Indeed, the research shows that meal replacements can be a safe and effective weight control strategy, and their use is associated with long-term success.1 Given that weight regain following weight loss is fairly common, meal replacements are viewed by dieters as an efficient and effective way to manage a reduction in caloric intake and reverse weight gain. But what is it about these products that make them so effective?
First, be advised that although they are often used interchangeably, “meal replacements” and “protein shakes” are not the same and that, like other commercial goods, these are not all created equal. Meal replacements are generally formulated to contain a certain number of calories per serving (greater than 150) and provide “good” or “excellent” levels of 20+ vitamins and minerals. In essence, they are considered meal replacements because they are nutritionally balanced, contain a certain level of calories, and therefore can replace meals. They may or may not contain fiber but always contain protein, carbohydrate, and some fat, although amounts will vary by product. On the other hand, protein shakes generally contain high amounts of protein but have a more narrow vitamin and mineral profile compared to meal replacements.
In conjunction with other lifestyle behaviors, meal replacement use is cited as a factor in both long-term weight loss and maintenance. You may have heard about very low-calorie diets (VLCD), which are usually recommended to patients before they undergo metabolic and bariatric surgery but may also be utilized by people under medical supervision when the goal is to lose weight rapidly. Limited to 800 calories per day, such individuals consume 4-5 meal replacement products daily for a period of time under the guidance of a physician. Bear in mind that although this is a calorie-restricted diet, individuals will still be able to meet their vitamin and mineral needs through the meal replacement.
Yet another scenario where meal replacements are practical is during a transition diet phase. In this context, individuals use meal replacements slightly differently; perhaps they are transitioning off of a VLCD to a low-calorie diet (LCD). In this type of a situation, a person may consume mostly meal replacements (2-3) with one meal daily. As the transition progresses, and the number of healthy meals increases, the number of meal replacements consumed drops to one or two daily. This is ideal during maintenance (or as one reaches his or her target weight), given meal replacements’ controlled calorie and nutrient content and ease of adherence.2 No matter the context, meal replacements are both convenient and effective.
Whether the goal is weight loss, weight management, or weight maintenance, the type of product chosen matters!
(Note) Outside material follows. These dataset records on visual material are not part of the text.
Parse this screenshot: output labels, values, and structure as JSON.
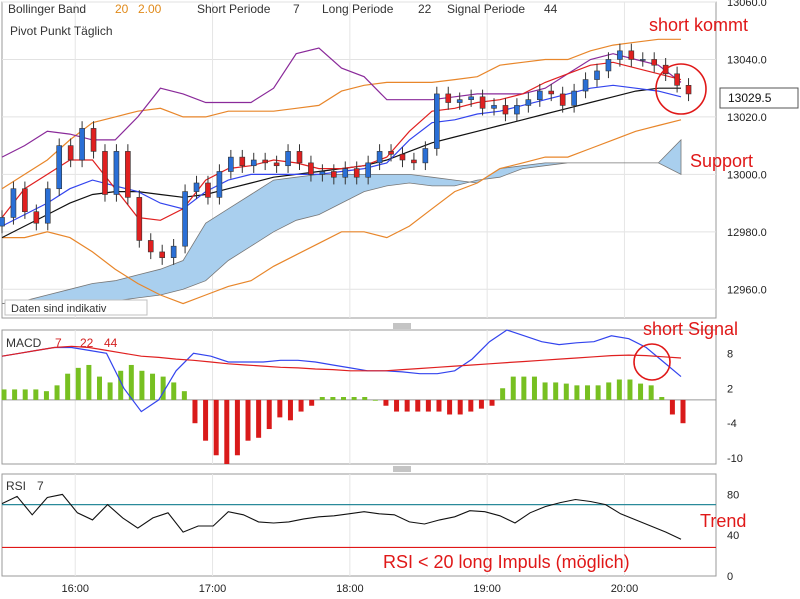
{
  "header": {
    "bb_name": "Bollinger Band",
    "bb_period": "20",
    "bb_dev": "2.00",
    "short_label": "Short Periode",
    "short_value": "7",
    "long_label": "Long Periode",
    "long_value": "22",
    "signal_label": "Signal Periode",
    "signal_value": "44",
    "pivot": "Pivot Punkt  Täglich"
  },
  "colors": {
    "up": "#2a6fd6",
    "down": "#e02020",
    "bb": "#e8862a",
    "ma_red": "#e02020",
    "ma_blue": "#3344ee",
    "ma_black": "#111111",
    "purple": "#8a2a9a",
    "cloud": "#a9cfee",
    "macd_pos": "#77c021",
    "macd_neg": "#d91a1a",
    "rsi_line": "#111111",
    "rsi_teal": "#2a8a9a",
    "annotation": "#e01818"
  },
  "notice": "Daten sind indikativ",
  "price_box": "13029.5",
  "annotations": {
    "short_kommt": "short kommt",
    "support": "Support",
    "short_signal": "short Signal",
    "trend": "Trend",
    "rsi_note": "RSI < 20 long Impuls (möglich)"
  },
  "chart_data": [
    {
      "type": "candlestick",
      "title": "",
      "ylim": [
        12950,
        13060
      ],
      "y_ticks": [
        "13060.0",
        "13040.0",
        "13020.0",
        "13000.0",
        "12980.0",
        "12960.0"
      ],
      "x_ticks": [
        "16:00",
        "17:00",
        "18:00",
        "19:00",
        "20:00"
      ],
      "x_range": [
        "15:28",
        "20:40"
      ],
      "candles": [
        {
          "t": "15:28",
          "o": 12982,
          "c": 12985
        },
        {
          "t": "15:33",
          "o": 12985,
          "c": 12995
        },
        {
          "t": "15:38",
          "o": 12995,
          "c": 12987
        },
        {
          "t": "15:43",
          "o": 12987,
          "c": 12983
        },
        {
          "t": "15:48",
          "o": 12983,
          "c": 12995
        },
        {
          "t": "15:53",
          "o": 12995,
          "c": 13010
        },
        {
          "t": "15:58",
          "o": 13010,
          "c": 13005
        },
        {
          "t": "16:03",
          "o": 13005,
          "c": 13016
        },
        {
          "t": "16:08",
          "o": 13016,
          "c": 13008
        },
        {
          "t": "16:13",
          "o": 13008,
          "c": 12993
        },
        {
          "t": "16:18",
          "o": 12993,
          "c": 13008
        },
        {
          "t": "16:23",
          "o": 13008,
          "c": 12992
        },
        {
          "t": "16:28",
          "o": 12992,
          "c": 12977
        },
        {
          "t": "16:33",
          "o": 12977,
          "c": 12973
        },
        {
          "t": "16:38",
          "o": 12973,
          "c": 12971
        },
        {
          "t": "16:43",
          "o": 12971,
          "c": 12975
        },
        {
          "t": "16:48",
          "o": 12975,
          "c": 12994
        },
        {
          "t": "16:53",
          "o": 12994,
          "c": 12997
        },
        {
          "t": "16:58",
          "o": 12997,
          "c": 12992
        },
        {
          "t": "17:03",
          "o": 12992,
          "c": 13001
        },
        {
          "t": "17:08",
          "o": 13001,
          "c": 13006
        },
        {
          "t": "17:13",
          "o": 13006,
          "c": 13003
        },
        {
          "t": "17:18",
          "o": 13003,
          "c": 13005
        },
        {
          "t": "17:23",
          "o": 13005,
          "c": 13004
        },
        {
          "t": "17:28",
          "o": 13004,
          "c": 13003
        },
        {
          "t": "17:33",
          "o": 13003,
          "c": 13008
        },
        {
          "t": "17:38",
          "o": 13008,
          "c": 13004
        },
        {
          "t": "17:43",
          "o": 13004,
          "c": 13000
        },
        {
          "t": "17:48",
          "o": 13000,
          "c": 13001
        },
        {
          "t": "17:53",
          "o": 13001,
          "c": 12999
        },
        {
          "t": "17:58",
          "o": 12999,
          "c": 13002
        },
        {
          "t": "18:03",
          "o": 13002,
          "c": 12999
        },
        {
          "t": "18:08",
          "o": 12999,
          "c": 13004
        },
        {
          "t": "18:13",
          "o": 13004,
          "c": 13008
        },
        {
          "t": "18:18",
          "o": 13008,
          "c": 13007
        },
        {
          "t": "18:23",
          "o": 13007,
          "c": 13005
        },
        {
          "t": "18:28",
          "o": 13005,
          "c": 13004
        },
        {
          "t": "18:33",
          "o": 13004,
          "c": 13009
        },
        {
          "t": "18:38",
          "o": 13009,
          "c": 13028
        },
        {
          "t": "18:43",
          "o": 13028,
          "c": 13025
        },
        {
          "t": "18:48",
          "o": 13025,
          "c": 13026
        },
        {
          "t": "18:53",
          "o": 13026,
          "c": 13027
        },
        {
          "t": "18:58",
          "o": 13027,
          "c": 13023
        },
        {
          "t": "19:03",
          "o": 13023,
          "c": 13024
        },
        {
          "t": "19:08",
          "o": 13024,
          "c": 13021
        },
        {
          "t": "19:13",
          "o": 13021,
          "c": 13024
        },
        {
          "t": "19:18",
          "o": 13024,
          "c": 13026
        },
        {
          "t": "19:23",
          "o": 13026,
          "c": 13029
        },
        {
          "t": "19:28",
          "o": 13029,
          "c": 13028
        },
        {
          "t": "19:33",
          "o": 13028,
          "c": 13024
        },
        {
          "t": "19:38",
          "o": 13024,
          "c": 13029
        },
        {
          "t": "19:43",
          "o": 13029,
          "c": 13033
        },
        {
          "t": "19:48",
          "o": 13033,
          "c": 13036
        },
        {
          "t": "19:53",
          "o": 13036,
          "c": 13040
        },
        {
          "t": "19:58",
          "o": 13040,
          "c": 13043
        },
        {
          "t": "20:03",
          "o": 13043,
          "c": 13040
        },
        {
          "t": "20:08",
          "o": 13040,
          "c": 13040
        },
        {
          "t": "20:13",
          "o": 13040,
          "c": 13038
        },
        {
          "t": "20:18",
          "o": 13038,
          "c": 13035
        },
        {
          "t": "20:23",
          "o": 13035,
          "c": 13031
        },
        {
          "t": "20:28",
          "o": 13031,
          "c": 13028
        }
      ],
      "series": [
        {
          "name": "",
          "role": "bb_upper",
          "color": "#e8862a",
          "values": [
            12995,
            13000,
            13005,
            13012,
            13018,
            13020,
            13022,
            13023,
            13020,
            13020,
            13022,
            13022,
            13022,
            13023,
            13024,
            13029,
            13031,
            13032,
            13032,
            13032,
            13033,
            13034,
            13038,
            13039,
            13040,
            13040,
            13043,
            13045,
            13046,
            13047,
            13047
          ]
        },
        {
          "name": "",
          "role": "bb_lower",
          "color": "#e8862a",
          "values": [
            12978,
            12978,
            12980,
            12978,
            12973,
            12967,
            12962,
            12958,
            12955,
            12958,
            12961,
            12963,
            12968,
            12972,
            12976,
            12980,
            12980,
            12978,
            12982,
            12988,
            12994,
            12997,
            13002,
            13004,
            13006,
            13006,
            13009,
            13012,
            13015,
            13017,
            13019
          ]
        },
        {
          "name": "",
          "role": "ma_short",
          "color": "#e02020",
          "values": [
            12985,
            12995,
            13000,
            13005,
            13005,
            12995,
            12985,
            12984,
            12988,
            12998,
            13002,
            13003,
            13005,
            13004,
            13002,
            13002,
            13003,
            13006,
            13015,
            13022,
            13023,
            13025,
            13026,
            13028,
            13032,
            13035,
            13038,
            13039,
            13037,
            13035,
            13033
          ]
        },
        {
          "name": "",
          "role": "ma_mid",
          "color": "#3344ee",
          "values": [
            12982,
            12986,
            12990,
            12995,
            12998,
            12996,
            12994,
            12990,
            12988,
            12994,
            12998,
            13000,
            13000,
            13000,
            13000,
            13001,
            13002,
            13004,
            13012,
            13018,
            13019,
            13021,
            13022,
            13024,
            13026,
            13028,
            13030,
            13031,
            13030,
            13029,
            13027
          ]
        },
        {
          "name": "",
          "role": "ma_long",
          "color": "#111111",
          "values": [
            12978,
            12982,
            12986,
            12990,
            12993,
            12994,
            12994,
            12993,
            12992,
            12993,
            12995,
            12997,
            12999,
            13000,
            13001,
            13002,
            13003,
            13005,
            13008,
            13011,
            13013,
            13015,
            13017,
            13019,
            13021,
            13023,
            13025,
            13027,
            13029,
            13030,
            13030
          ]
        },
        {
          "name": "",
          "role": "purple",
          "color": "#8a2a9a",
          "values": [
            13006,
            13010,
            13015,
            13014,
            13012,
            13012,
            13020,
            13030,
            13028,
            13025,
            13025,
            13025,
            13030,
            13042,
            13044,
            13037,
            13034,
            13026,
            13026,
            13026,
            13027,
            13028,
            13028,
            13028,
            13030,
            13035,
            13040,
            13042,
            13040,
            13038,
            13032
          ]
        },
        {
          "name": "",
          "role": "cloud_top",
          "color": "#a9cfee",
          "values": [
            12955,
            12956,
            12958,
            12960,
            12962,
            12963,
            12965,
            12967,
            12970,
            12983,
            12988,
            12993,
            12998,
            12999,
            13000,
            13000,
            13000,
            13000,
            13000,
            12999,
            12998,
            12997,
            13002,
            13003,
            13004,
            13004,
            13004,
            13004,
            13004,
            13004,
            13012
          ]
        },
        {
          "name": "",
          "role": "cloud_bottom",
          "color": "#a9cfee",
          "values": [
            12955,
            12955,
            12955,
            12955,
            12955,
            12956,
            12957,
            12958,
            12960,
            12963,
            12970,
            12975,
            12980,
            12984,
            12986,
            12990,
            12994,
            12996,
            12997,
            12996,
            12996,
            12998,
            12999,
            13002,
            13003,
            13004,
            13004,
            13004,
            13004,
            13004,
            13000
          ]
        }
      ]
    },
    {
      "type": "bar",
      "title": "MACD",
      "params": [
        "7",
        "22",
        "44"
      ],
      "ylim": [
        -11,
        12
      ],
      "y_ticks": [
        "8",
        "2",
        "-4",
        "-10"
      ],
      "values": [
        1.8,
        1.8,
        1.8,
        1.8,
        1.5,
        2.5,
        4.5,
        5.5,
        6.0,
        4.0,
        3.0,
        5.0,
        6.0,
        5.0,
        4.5,
        4.0,
        3.0,
        1.5,
        -4.0,
        -7.0,
        -9.5,
        -11.0,
        -9.5,
        -7.0,
        -6.5,
        -5.0,
        -3.0,
        -3.5,
        -2.0,
        -1.0,
        0.5,
        0.5,
        0.5,
        0.5,
        0.5,
        0.0,
        -1.0,
        -2.0,
        -2.0,
        -2.0,
        -2.0,
        -2.0,
        -2.5,
        -2.5,
        -2.0,
        -1.5,
        -1.0,
        2.0,
        4.0,
        4.0,
        4.0,
        3.0,
        3.0,
        2.8,
        2.5,
        2.5,
        2.5,
        3.0,
        3.5,
        3.5,
        2.8,
        2.5,
        0.5,
        -2.5,
        -4.0
      ],
      "series": [
        {
          "name": "",
          "role": "macd_line",
          "color": "#3344ee",
          "values": [
            7.5,
            8.0,
            8.5,
            9.0,
            9.0,
            8.5,
            8.0,
            2.0,
            -2.0,
            0.0,
            5.0,
            8.0,
            7.5,
            6.5,
            6.5,
            6.5,
            6.8,
            6.8,
            6.5,
            6.0,
            5.5,
            5.0,
            5.0,
            4.8,
            4.5,
            4.5,
            5.0,
            7.0,
            10.0,
            12.0,
            11.0,
            10.0,
            9.5,
            9.8,
            10.0,
            11.0,
            10.5,
            9.0,
            6.5,
            4.0
          ]
        },
        {
          "name": "",
          "role": "signal_line",
          "color": "#e02020",
          "values": [
            7.5,
            8.0,
            8.5,
            9.0,
            9.2,
            9.0,
            8.5,
            8.0,
            7.5,
            7.3,
            7.0,
            6.8,
            6.5,
            6.2,
            6.0,
            5.8,
            5.6,
            5.5,
            5.3,
            5.2,
            5.0,
            5.0,
            5.0,
            5.2,
            5.4,
            5.6,
            5.8,
            6.0,
            6.2,
            6.4,
            6.6,
            6.8,
            7.0,
            7.2,
            7.4,
            7.6,
            7.7,
            7.6,
            7.4,
            7.2
          ]
        }
      ]
    },
    {
      "type": "line",
      "title": "RSI",
      "params": [
        "7"
      ],
      "ylim": [
        0,
        100
      ],
      "y_ticks": [
        "80",
        "40",
        "0"
      ],
      "series": [
        {
          "name": "",
          "role": "rsi",
          "color": "#111111",
          "values": [
            71,
            78,
            60,
            77,
            80,
            62,
            55,
            70,
            57,
            47,
            57,
            62,
            43,
            49,
            49,
            63,
            60,
            53,
            52,
            53,
            56,
            58,
            59,
            61,
            63,
            61,
            60,
            53,
            51,
            55,
            58,
            64,
            63,
            59,
            52,
            62,
            68,
            72,
            75,
            73,
            70,
            61,
            55,
            49,
            43,
            36
          ]
        }
      ],
      "levels": [
        {
          "value": 70,
          "color": "#2a8a9a"
        },
        {
          "value": 28,
          "color": "#e01818"
        }
      ]
    }
  ]
}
Protein shakes and meal replacements with excessive calories and an unfavorable macronutrient ratio can be a great way to get off track. However, meal replacements that are specifically formulated to deliver an appropriate macronutrient ratio make all the difference. For example, a high-protein, moderate-carbohydrate meal replacement to complement a modified Mediterranean LCD plan; a high-fat, moderate-protein, low-carbohydrate meal replacement for those following a ketogenic LCD plan; or a high-protein formula to support a VLC.